As World Malaria Day approaches, more than 1 million children in Ghana, Kenya, and Malawi have received one or more doses of the world’s first malaria vaccine, thanks to a WHO-coordinated pilot program. The malaria vaccine pilots, which were first launched by the Malawian government in April 2019, have demonstrated that the RTS,S/AS01 (RTS,S) vaccine is safe and feasible to administer and that it significantly reduces deadly severe malaria.
These findings paved the way for the historic WHO recommendation in October 2021 to expand the use of RTS,S among children living in areas with moderate to high malaria transmission. WHO estimates that if widely used, the vaccine could save the lives of an additional 40 000 to 80 000 African children each year.
Gavi, the Vaccine Alliance, has committed more than US$ 155 million to support the introduction, procurement, and delivery of the malaria vaccine in Gavi-eligible countries in Sub-Saharan Africa. Countries can get advice from WHO on whether and how to use RTS,S as an additional tool to reduce malaria illness and deaths in children.
“As a malaria researcher in my early career, I dreamed of the day when we would have an effective vaccine against this devastating disease,” said WHO Director-General Dr Tedros Adhanom Ghebreyesus. “This vaccine is not only a scientific breakthrough; it is a game changer for families all over Africa.” It exemplifies the power of science and innovation in the field of health. Nonetheless, there is an urgent need to develop more and better tools to save lives and advance toward a malaria-free world.”
New intervention possibilities
RTS,S is a first-generation vaccine that may be supplemented in the future by other vaccines with comparable or greater efficacy. The World Health Organization applauds progress in the development of R21/Matrix-M and other malaria vaccine candidates in early clinical trials. The completion of clinical trials for these vaccines will be critical in determining their safety and efficacy profiles.

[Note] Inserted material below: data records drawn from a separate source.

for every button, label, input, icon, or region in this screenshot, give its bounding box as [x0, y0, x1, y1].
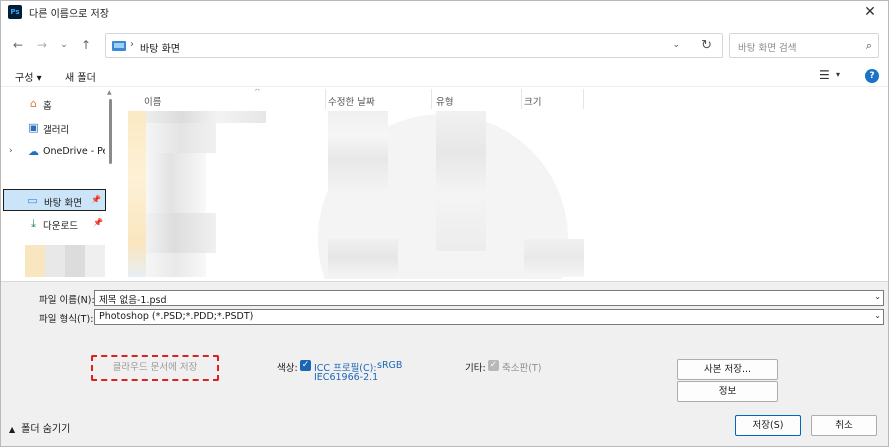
obscured-sizes	[524, 239, 584, 277]
back-arrow-icon[interactable]: ←	[11, 38, 25, 52]
obscured-file-icons	[128, 111, 146, 277]
hide-folders-toggle[interactable]: ▲ 폴더 숨기기	[9, 420, 70, 435]
column-header-size[interactable]: 크기	[524, 89, 584, 109]
obscured-dates	[328, 111, 388, 191]
search-placeholder: 바탕 화면 검색	[738, 43, 797, 54]
photoshop-app-icon: Ps	[8, 5, 22, 19]
filename-value: 제목 없음-1.psd	[99, 295, 167, 306]
icc-profile-checkbox[interactable]: ✓	[300, 360, 311, 371]
file-list[interactable]: 이름 ^ 수정한 날짜 유형 크기	[118, 89, 888, 279]
refresh-icon[interactable]: ↻	[701, 38, 712, 53]
organize-button[interactable]: 구성 ▾	[15, 69, 42, 84]
download-icon: ⤓	[31, 217, 36, 230]
desktop-folder-icon	[112, 41, 126, 51]
info-button[interactable]: 정보	[677, 381, 778, 402]
save-copy-button[interactable]: 사본 저장...	[677, 359, 778, 380]
thumbnail-label: 축소판(T)	[502, 363, 542, 374]
forward-arrow-icon[interactable]: →	[35, 38, 49, 52]
dialog-title: 다른 이름으로 저장	[29, 9, 109, 20]
sidebar-item-label: OneDrive - Pers	[43, 146, 105, 157]
color-label: 색상:	[277, 363, 298, 374]
table-row[interactable]	[146, 111, 266, 123]
home-icon: ⌂	[30, 97, 37, 110]
save-button[interactable]: 저장(S)	[735, 415, 801, 436]
column-header-label: 크기	[524, 97, 542, 108]
desktop-folder-icon: ▭	[27, 194, 38, 207]
column-header-label: 이름	[144, 97, 162, 108]
breadcrumb-desktop[interactable]: 바탕 화면	[140, 40, 180, 55]
filetype-label: 파일 형식(T):	[39, 314, 94, 325]
pin-icon: 📌	[93, 218, 103, 227]
obscured-item	[65, 245, 85, 277]
obscured-item	[25, 245, 45, 277]
save-options-panel: 파일 이름(N): 제목 없음-1.psd ⌄ 파일 형식(T): Photos…	[1, 281, 888, 411]
help-icon[interactable]: ?	[865, 69, 879, 83]
other-label: 기타:	[465, 363, 486, 374]
filename-field[interactable]: 제목 없음-1.psd ⌄	[94, 290, 884, 306]
command-bar: 구성 ▾ 새 폴더 ☰ ▾ ?	[1, 63, 888, 87]
breadcrumb-separator: ›	[130, 39, 134, 50]
icc-profile-value: sRGB	[377, 360, 403, 371]
save-as-dialog: Ps 다른 이름으로 저장 ✕ ← → ⌄ ↑ › 바탕 화면 ⌄ ↻ 바탕 화…	[0, 0, 889, 447]
chevron-down-icon[interactable]: ⌄	[874, 311, 881, 320]
column-header-modified[interactable]: 수정한 날짜	[328, 89, 432, 109]
chevron-down-icon[interactable]: ⌄	[672, 40, 680, 50]
filename-label: 파일 이름(N):	[39, 295, 95, 306]
column-header-type[interactable]: 유형	[436, 89, 522, 109]
sidebar-item-onedrive[interactable]: › ☁ OneDrive - Pers	[1, 141, 107, 163]
up-arrow-icon[interactable]: ↑	[79, 38, 93, 52]
recent-locations-chevron-icon[interactable]: ⌄	[57, 38, 71, 52]
filetype-value: Photoshop (*.PSD;*.PDD;*.PSDT)	[99, 311, 254, 322]
column-header-label: 유형	[436, 97, 454, 108]
obscured-item	[45, 245, 65, 277]
obscured-item	[85, 245, 105, 277]
close-button[interactable]: ✕	[856, 1, 884, 23]
chevron-up-icon: ▲	[9, 425, 16, 434]
table-row[interactable]	[146, 253, 206, 277]
cancel-button[interactable]: 취소	[811, 415, 877, 436]
table-row[interactable]	[146, 153, 206, 213]
sidebar-item-label: 홈	[43, 101, 52, 112]
icc-profile-value-line2: IEC61966-2.1	[314, 372, 379, 383]
table-row[interactable]	[146, 213, 216, 253]
cloud-icon: ☁	[28, 145, 39, 158]
table-row[interactable]	[146, 123, 216, 153]
navigation-row: ← → ⌄ ↑ › 바탕 화면 ⌄ ↻ 바탕 화면 검색 ⌕	[1, 31, 888, 59]
pin-icon: 📌	[91, 195, 101, 204]
nav-pane-scrollbar[interactable]	[109, 99, 112, 164]
hide-folders-label: 폴더 숨기기	[21, 424, 71, 435]
search-icon[interactable]: ⌕	[866, 39, 872, 53]
chevron-down-icon[interactable]: ⌄	[874, 292, 881, 301]
sidebar-item-label: 갤러리	[43, 125, 70, 136]
view-options-icon[interactable]: ☰	[819, 68, 830, 82]
search-input[interactable]: 바탕 화면 검색 ⌕	[729, 33, 879, 58]
sidebar-item-downloads[interactable]: ⤓ 다운로드 📌	[1, 213, 107, 235]
view-chevron-down-icon[interactable]: ▾	[836, 70, 840, 79]
obscured-dates	[328, 239, 398, 277]
obscured-types	[436, 111, 486, 251]
address-bar[interactable]: › 바탕 화면 ⌄ ↻	[105, 33, 723, 58]
navigation-pane: ▲ ⌂ 홈 ▣ 갤러리 › ☁ OneDrive - Pers ▭ 바탕 화면 …	[1, 89, 113, 279]
sidebar-item-desktop[interactable]: ▭ 바탕 화면 📌	[3, 189, 106, 211]
new-folder-button[interactable]: 새 폴더	[65, 69, 96, 84]
scroll-up-icon[interactable]: ▲	[107, 89, 112, 96]
dialog-footer: ▲ 폴더 숨기기 저장(S) 취소	[1, 405, 888, 446]
sort-ascending-icon: ^	[254, 89, 261, 96]
filetype-select[interactable]: Photoshop (*.PSD;*.PDD;*.PSDT) ⌄	[94, 309, 884, 325]
thumbnail-checkbox: ✓	[488, 360, 499, 371]
save-to-cloud-button[interactable]: 클라우드 문서에 저장	[91, 355, 219, 381]
column-header-label: 수정한 날짜	[328, 97, 375, 108]
title-bar: Ps 다른 이름으로 저장 ✕	[1, 1, 888, 23]
gallery-icon: ▣	[28, 121, 39, 134]
sidebar-item-gallery[interactable]: ▣ 갤러리	[1, 117, 107, 139]
column-header-name[interactable]: 이름 ^	[144, 89, 326, 109]
sidebar-item-home[interactable]: ⌂ 홈	[1, 93, 107, 115]
chevron-right-icon[interactable]: ›	[9, 146, 13, 156]
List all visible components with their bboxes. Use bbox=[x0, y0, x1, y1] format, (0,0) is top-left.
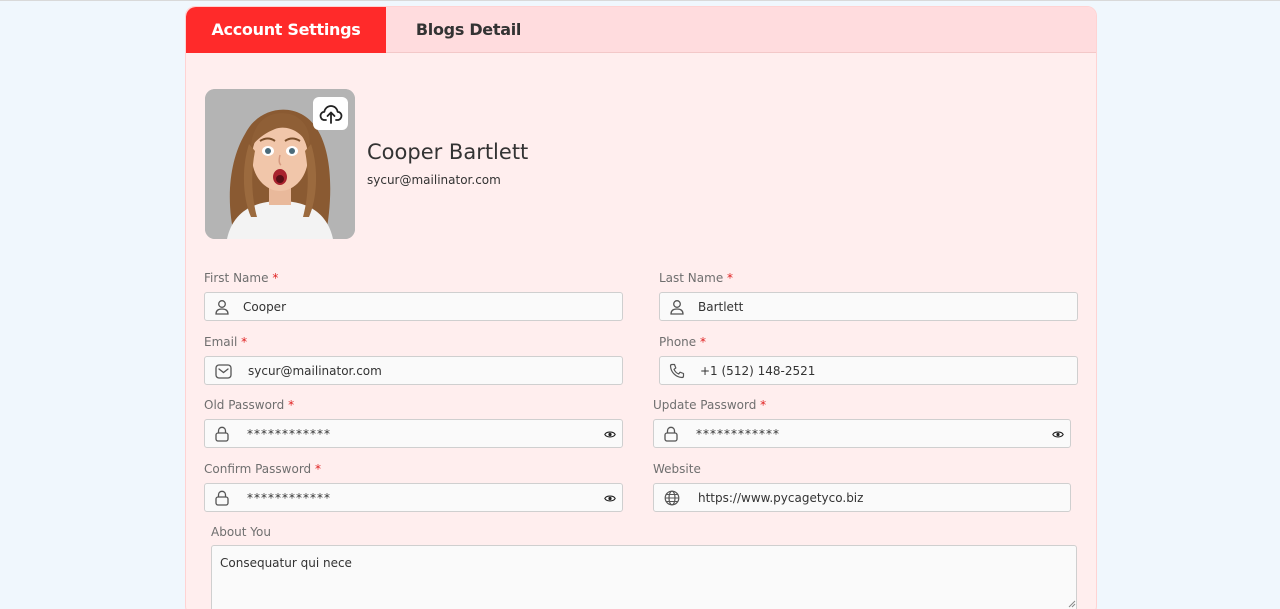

WHO also applauds BioNTech, the manufacturer of the Pfizer-BioNTech COVID-19 vaccine, for announcing plans to develop a malaria vaccine using mRNA technology.
A number of new vector control tools and technologies have been submitted to WHO for evaluation. If they prove effective in controlling the disease, WHO will develop new recommendations or revise existing ones to support their use. New insecticide-treated nets, spatial mosquito repellents, gene-drive approaches, and sugar baits designed to attract and kill Anopheles mosquitoes are among these. Other antimalarial medicines with novel modes of action are being developed for the treatment of both simple and severe malaria. Ganaplacide-Lumefantrine, which is currently in Phase II clinical trials, is the first non-artemisinin combination therapy and could be useful in the fight against drug-resistant malaria in Africa.
Aside from drug resistance, WHO has reported other pressing threats in the fight against malaria, such as insecticide-resistant mosquitos, an invasive malaria vector that thrives in both urban and rural areas, and the emergence and spread of mutated P. falciparum parasites, which are undermining the effectiveness of rapid diagnostic tests. To contain these threats, innovation in tools and strategies, as well as a more strategic use of the tools that are currently available, will be critical.
More investment is required.
According to the 2021 World Malaria Report, global progress in reducing malaria cases and deaths has slowed or stalled in recent years, particularly in the disease’s most affected countries. The report emphasises the importance of continued innovation in the research and development of new tools if the world is to meet the WHO malaria strategy’s 2030 targets.
In 2020, funding for malaria-related research and development will have surpassed US$ 619 million. In the period 2021–2030, an average annual R&D investment of $851 million will be required.
Making better use of the tools that we now have
Reaching global malaria targets will also necessitate changes in how currently available tools are used. The “High burden to high impact” approach, launched by WHO and the RBM Partnership to End Malaria in 2018, has been collecting and analysing malaria data to better understand the disease’s geographical spread.
Instead of taking the same approach to malaria control everywhere, they are considering the potential impact of tailored intervention packages informed by local data and disease context. These analyses will help countries use available funds more effectively, efficiently, and equitably.